盛岡タイムス Web News 2011年 8月 12日 (金)

       

■ 放射能極めて安全レベルでも がれき県外処理に依然壁

 県が沿岸被災地のがれきで実施した放射性物質調査の分析結果が明らかになった。野田村、宮古市、陸前高田市で採取したがれきを測定したもの。野田ではほとんど検出されず、陸前高田では最大で1480ベクレル(1`当たり)が検出された。一般廃棄物の埋め立て処分が可能な焼却灰の8000ベクレルを大きく下回っている。

  採取地域は沿岸北部、中部、南部の3カ所。木質や紙類、プラスチック、繊維、5_未満細塵などを対象とした。

  ヨウ素はどの検体からも不検出。放射性セシウムは野田で9検体中、5_未満細塵で33ベクレルとなったほかは不検出だった。宮古市は10検体中、木質で135ベクレルとなったほかプラスチックなど4検体で2ケタを計測。ほかは検出されず、木質でもほかの2検体は不検出だった。

  陸前高田市は10検体の全てで検出。最低は紙類の38ベクレル、最高は繊維の1480ベクレル。がれきで最も量の多い木質は3検体で測定し、50〜103ベクレルの範囲だった。焼却時はほかと混合され、濃度が薄まるため、1480ベクレルの繊維が入っていても濃度は下がる。

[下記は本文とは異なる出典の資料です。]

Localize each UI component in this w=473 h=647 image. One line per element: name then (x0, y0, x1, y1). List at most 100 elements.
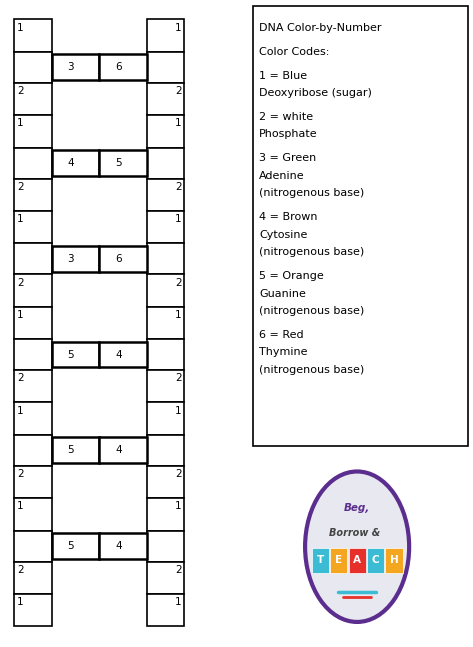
Text: 1: 1 (175, 23, 182, 32)
Text: (nitrogenous base): (nitrogenous base) (259, 306, 365, 316)
Text: 5 = Orange: 5 = Orange (259, 271, 324, 281)
Text: 2: 2 (17, 278, 24, 287)
Text: 6: 6 (115, 62, 122, 72)
Bar (147, 402, 184, 435)
Bar (147, 466, 184, 498)
Text: 2: 2 (175, 86, 182, 96)
Text: (nitrogenous base): (nitrogenous base) (259, 247, 365, 257)
Text: 5: 5 (68, 349, 74, 360)
Bar (14, 52, 52, 83)
Bar (147, 435, 184, 466)
Text: 2: 2 (175, 469, 182, 479)
Text: DNA Color-by-Number: DNA Color-by-Number (259, 23, 382, 32)
Bar (14, 531, 52, 562)
Bar (99, 533, 147, 559)
Text: 1: 1 (17, 214, 24, 224)
Text: Thymine: Thymine (259, 347, 308, 357)
Ellipse shape (305, 472, 409, 622)
Bar (147, 179, 184, 211)
Bar (52, 54, 99, 80)
Bar (312, 548, 329, 573)
Bar (147, 339, 184, 370)
Text: 2: 2 (17, 86, 24, 96)
Bar (52, 533, 99, 559)
Text: 3: 3 (68, 254, 74, 264)
Text: 1: 1 (17, 310, 24, 320)
Bar (14, 498, 52, 531)
Text: (nitrogenous base): (nitrogenous base) (259, 365, 365, 375)
Text: 1: 1 (175, 501, 182, 511)
Text: 1: 1 (175, 310, 182, 320)
Bar (14, 19, 52, 52)
Bar (14, 370, 52, 402)
Bar (14, 594, 52, 626)
Text: T: T (316, 555, 324, 565)
Text: 4: 4 (115, 445, 122, 455)
Bar (147, 594, 184, 626)
Text: 2: 2 (17, 373, 24, 383)
Text: 2: 2 (175, 278, 182, 287)
Bar (147, 498, 184, 531)
Bar (14, 562, 52, 594)
Text: 1: 1 (175, 214, 182, 224)
Text: 1 = Blue: 1 = Blue (259, 71, 307, 80)
Text: 2: 2 (17, 469, 24, 479)
Bar (99, 150, 147, 176)
Bar (147, 307, 184, 339)
Bar (14, 83, 52, 115)
Bar (14, 339, 52, 370)
Text: 1: 1 (175, 118, 182, 128)
Bar (14, 435, 52, 466)
Bar (147, 83, 184, 115)
Bar (14, 402, 52, 435)
Bar (349, 548, 366, 573)
Bar (147, 19, 184, 52)
Text: E: E (335, 555, 342, 565)
Text: 1: 1 (17, 118, 24, 128)
Bar (147, 370, 184, 402)
Bar (147, 211, 184, 243)
Bar (99, 342, 147, 367)
Text: 1: 1 (17, 23, 24, 32)
Text: 2 = white: 2 = white (259, 112, 313, 122)
Text: C: C (372, 555, 379, 565)
Bar (147, 52, 184, 83)
Text: 5: 5 (115, 158, 122, 168)
Text: Deoxyribose (sugar): Deoxyribose (sugar) (259, 88, 372, 98)
Text: 2: 2 (175, 373, 182, 383)
Text: 6: 6 (115, 254, 122, 264)
Text: 1: 1 (17, 597, 24, 607)
Bar (147, 562, 184, 594)
Text: Color Codes:: Color Codes: (259, 47, 330, 56)
Bar (99, 437, 147, 463)
Bar (253, 6, 468, 446)
Bar (14, 179, 52, 211)
Text: 1: 1 (17, 406, 24, 415)
Bar (14, 243, 52, 274)
Bar (52, 342, 99, 367)
Bar (14, 148, 52, 179)
Text: 5: 5 (68, 445, 74, 455)
Bar (147, 274, 184, 307)
Bar (14, 274, 52, 307)
Bar (99, 246, 147, 272)
Bar (385, 548, 403, 573)
Text: 2: 2 (175, 182, 182, 192)
Bar (52, 246, 99, 272)
Bar (147, 531, 184, 562)
Text: Beg,: Beg, (344, 503, 370, 512)
Bar (14, 307, 52, 339)
Text: 3: 3 (68, 62, 74, 72)
Text: 1: 1 (175, 597, 182, 607)
Bar (14, 211, 52, 243)
Text: A: A (353, 555, 361, 565)
Text: 1: 1 (17, 501, 24, 511)
Bar (330, 548, 347, 573)
Bar (99, 54, 147, 80)
Bar (147, 148, 184, 179)
Text: 2: 2 (17, 182, 24, 192)
Text: Cytosine: Cytosine (259, 230, 307, 239)
Bar (14, 466, 52, 498)
Text: Adenine: Adenine (259, 171, 305, 181)
Bar (52, 437, 99, 463)
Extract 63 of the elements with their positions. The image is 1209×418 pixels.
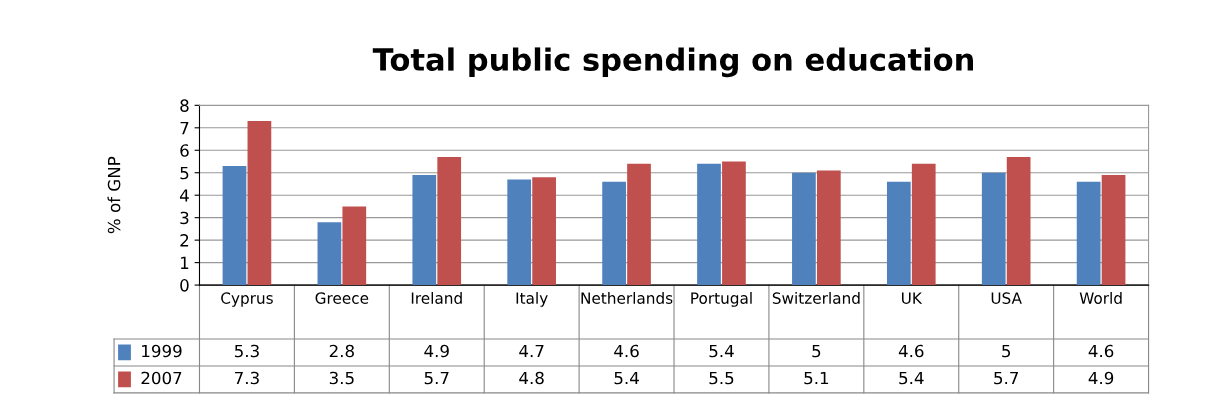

  松本実災害廃棄物対策課長は「数字は一般廃棄物の埋め立て処分可能な8000ベクレルを大きく下回っているので安心している。他県に対してデータを示し、理解してもらい(広域処理の)受け入れをお願いしたい」と話す。

  しかし、放射性物質については、がれきに限らず国民が神経質になっている。がれき処理の受け入れに住民の拒否反応もあるため受け入れ候補の自治体も慎重にならざるを得ない。

  一般廃棄物の安全基準はあるものの、災害廃棄物の基準は決まっていない。松本課長は「厚生省にはこのぐらいなら大丈夫という基準を早く示してもらいたい。基準ができれば他県へお願いしていくときに理解してもらいやすくなる。基準ができれば広域処理の調整も前進する」と話している。